Es decir, en el caso del cuerpo, ¿se trata de un movimiento de descomposición o de integración? Y en el caso del espacio, ¿se trata de un declive o de una reconstrucción de sus estructuras? No hay sin embargo indicios del sentido o la dirección de estos movimientos.
Tenemos entonces muy poco, casi nada; no tenemos una interpretación positiva, pero tampoco siquiera una negación a seguir mirando; ¿o quizás ya lo tenemos todo y no sabemos bien cómo? En todo caso tenemos entonces las huellas de un problema; es decir, sabemos que algo pasa, que algo ha sucedido allí; y ¿qué ha sido aquello?, ¿una catástrofe?, ¿una caída?, ¿una muerte?, ¿un nacimiento? Arriesgar cualquiera de ellos es decir demasiado.
Tenemos entonces, finalmente, solo una paradoja formulable en estos términos: ¿las figurillas están incompletas y los trazos las descomponen, o es el revés, y de los trazos dispersos surgen las figurillas?, ¿Qué es primero?, ¿el fragmento o el todo?, ¿el centro o la diseminación? Y si son simultáneos, ¿cómo es que coinciden en la imagen?

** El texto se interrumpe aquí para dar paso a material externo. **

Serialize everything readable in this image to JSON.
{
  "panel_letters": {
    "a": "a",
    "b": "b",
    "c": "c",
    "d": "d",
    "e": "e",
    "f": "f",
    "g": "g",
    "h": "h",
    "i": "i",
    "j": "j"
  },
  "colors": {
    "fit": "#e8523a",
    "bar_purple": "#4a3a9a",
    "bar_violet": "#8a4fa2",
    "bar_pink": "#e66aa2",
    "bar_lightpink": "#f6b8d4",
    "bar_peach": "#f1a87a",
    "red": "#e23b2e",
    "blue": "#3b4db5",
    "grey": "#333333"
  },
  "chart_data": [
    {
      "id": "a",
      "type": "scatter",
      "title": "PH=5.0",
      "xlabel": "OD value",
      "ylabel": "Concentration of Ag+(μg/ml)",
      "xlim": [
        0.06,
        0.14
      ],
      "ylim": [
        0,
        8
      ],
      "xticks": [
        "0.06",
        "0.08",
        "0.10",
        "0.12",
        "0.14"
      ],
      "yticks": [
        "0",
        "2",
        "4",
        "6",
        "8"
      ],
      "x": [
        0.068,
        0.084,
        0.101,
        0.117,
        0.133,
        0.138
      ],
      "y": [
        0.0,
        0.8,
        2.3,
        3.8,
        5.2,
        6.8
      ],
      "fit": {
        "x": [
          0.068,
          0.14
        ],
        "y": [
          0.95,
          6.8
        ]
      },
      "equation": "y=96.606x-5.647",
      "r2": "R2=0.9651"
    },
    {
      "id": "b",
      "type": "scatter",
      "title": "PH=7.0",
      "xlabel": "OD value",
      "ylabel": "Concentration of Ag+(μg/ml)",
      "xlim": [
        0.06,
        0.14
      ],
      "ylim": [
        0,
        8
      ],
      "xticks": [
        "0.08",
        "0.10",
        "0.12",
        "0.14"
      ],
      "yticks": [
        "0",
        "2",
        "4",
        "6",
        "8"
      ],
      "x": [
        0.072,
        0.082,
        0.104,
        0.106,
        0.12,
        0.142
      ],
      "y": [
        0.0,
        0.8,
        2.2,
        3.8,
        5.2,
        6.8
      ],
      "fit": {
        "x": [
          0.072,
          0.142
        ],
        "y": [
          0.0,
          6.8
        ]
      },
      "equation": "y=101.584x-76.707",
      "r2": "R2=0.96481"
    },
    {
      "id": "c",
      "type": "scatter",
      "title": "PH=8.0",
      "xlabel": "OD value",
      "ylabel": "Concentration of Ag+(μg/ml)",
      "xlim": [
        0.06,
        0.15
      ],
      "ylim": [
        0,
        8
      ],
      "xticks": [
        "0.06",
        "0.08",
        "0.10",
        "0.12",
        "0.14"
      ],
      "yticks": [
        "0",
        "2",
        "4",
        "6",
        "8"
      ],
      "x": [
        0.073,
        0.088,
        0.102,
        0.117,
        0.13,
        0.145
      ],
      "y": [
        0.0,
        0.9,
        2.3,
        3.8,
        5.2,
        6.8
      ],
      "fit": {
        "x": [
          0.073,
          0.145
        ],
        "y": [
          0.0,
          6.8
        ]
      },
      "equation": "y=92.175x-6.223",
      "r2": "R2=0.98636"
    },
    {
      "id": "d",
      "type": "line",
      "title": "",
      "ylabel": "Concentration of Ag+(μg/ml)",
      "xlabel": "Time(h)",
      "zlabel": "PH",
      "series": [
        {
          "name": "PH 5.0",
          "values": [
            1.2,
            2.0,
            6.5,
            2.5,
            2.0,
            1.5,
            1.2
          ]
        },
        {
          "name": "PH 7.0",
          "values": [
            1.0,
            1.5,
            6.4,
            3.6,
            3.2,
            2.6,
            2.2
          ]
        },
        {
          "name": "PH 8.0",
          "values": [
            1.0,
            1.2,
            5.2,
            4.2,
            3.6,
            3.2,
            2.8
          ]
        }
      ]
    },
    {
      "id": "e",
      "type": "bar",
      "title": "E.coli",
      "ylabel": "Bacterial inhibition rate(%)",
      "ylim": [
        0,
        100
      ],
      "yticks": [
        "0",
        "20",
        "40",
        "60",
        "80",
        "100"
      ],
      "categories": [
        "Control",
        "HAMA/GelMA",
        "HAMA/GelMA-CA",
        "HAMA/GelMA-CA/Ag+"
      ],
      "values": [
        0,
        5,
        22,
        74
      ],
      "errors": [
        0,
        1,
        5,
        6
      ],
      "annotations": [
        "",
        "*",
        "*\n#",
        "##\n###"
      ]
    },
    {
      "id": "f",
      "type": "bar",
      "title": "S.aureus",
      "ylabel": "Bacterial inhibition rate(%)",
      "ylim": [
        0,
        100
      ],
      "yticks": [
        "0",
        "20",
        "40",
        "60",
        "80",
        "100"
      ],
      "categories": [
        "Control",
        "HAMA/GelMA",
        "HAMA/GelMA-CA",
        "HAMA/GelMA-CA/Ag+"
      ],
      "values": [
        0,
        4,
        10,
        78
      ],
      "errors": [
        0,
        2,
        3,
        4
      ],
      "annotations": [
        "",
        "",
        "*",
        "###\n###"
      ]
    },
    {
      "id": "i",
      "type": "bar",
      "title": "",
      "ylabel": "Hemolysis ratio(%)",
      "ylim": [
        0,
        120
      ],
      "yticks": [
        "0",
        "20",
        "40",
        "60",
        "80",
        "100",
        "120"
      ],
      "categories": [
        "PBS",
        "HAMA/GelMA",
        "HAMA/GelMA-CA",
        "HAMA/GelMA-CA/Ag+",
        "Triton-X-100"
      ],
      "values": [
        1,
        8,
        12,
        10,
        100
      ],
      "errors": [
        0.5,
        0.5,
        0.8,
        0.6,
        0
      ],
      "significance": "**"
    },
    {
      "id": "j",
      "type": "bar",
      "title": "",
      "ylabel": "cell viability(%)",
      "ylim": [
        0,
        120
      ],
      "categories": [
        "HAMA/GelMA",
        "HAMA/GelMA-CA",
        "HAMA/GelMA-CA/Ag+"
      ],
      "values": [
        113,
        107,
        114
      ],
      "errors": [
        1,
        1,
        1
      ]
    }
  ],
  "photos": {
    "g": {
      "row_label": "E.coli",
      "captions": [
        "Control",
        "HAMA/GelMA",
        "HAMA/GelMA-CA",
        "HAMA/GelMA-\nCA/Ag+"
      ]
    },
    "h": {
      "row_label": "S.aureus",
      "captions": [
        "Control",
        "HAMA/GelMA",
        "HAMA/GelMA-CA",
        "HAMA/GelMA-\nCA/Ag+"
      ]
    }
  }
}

Vemos entonces que el conflicto no es sino el de la paradoja en la exposición de la ruina misma, presente en cada obra: es decir, de cómo devolverle a esa caída la estructura misma del derrumbamiento en su dinamismo sin limitarse a una mera representación. Más a su vez, si es cierto que la ruina es tan originaria como la obra misma y contemporánea incluso a su esplendor, es decir, que no es exactamente una “caída”, ¿No es aquella indescifrable y todo intento de pensarla nos arroja hacia el exilio?
Más tal vez hemos intervenido demasiado, dándole movilidad y dinamismo a un cuadro que es en principio algo inmóvil. ¿Qué es entonces lo que sucede allí y se muestra detenido?
Volvemos al cuadro y vemos ahora que todo está quieto. Y sin embargo, la imagen aparece. Más aparece derrumbándose, y se derrumba manteniéndose inmóvil.
Y ¿quién dice que no es en el cuidado de estas ruinas, es decir, de aquello que en nuestro espacio y en nuestro cuerpo ya no es nuestro ni nunca lo fue, aquello que inmóvil se nos derrumba, y no en la inagotable consumación de una utopía mercantil, donde seamos capaces de detener nuestro exilio y hallarnos en posesión de la dicha? ¿Cómo pensar ese acontecimiento paradójico en el que vienen a coincidir en nosotros ruina y felicidad?
El desafío de mirar estos trabajos está entonces en comprender a la imagen como aquello que se nos muestra reiniciando en cada ojeada el instante de su expansión.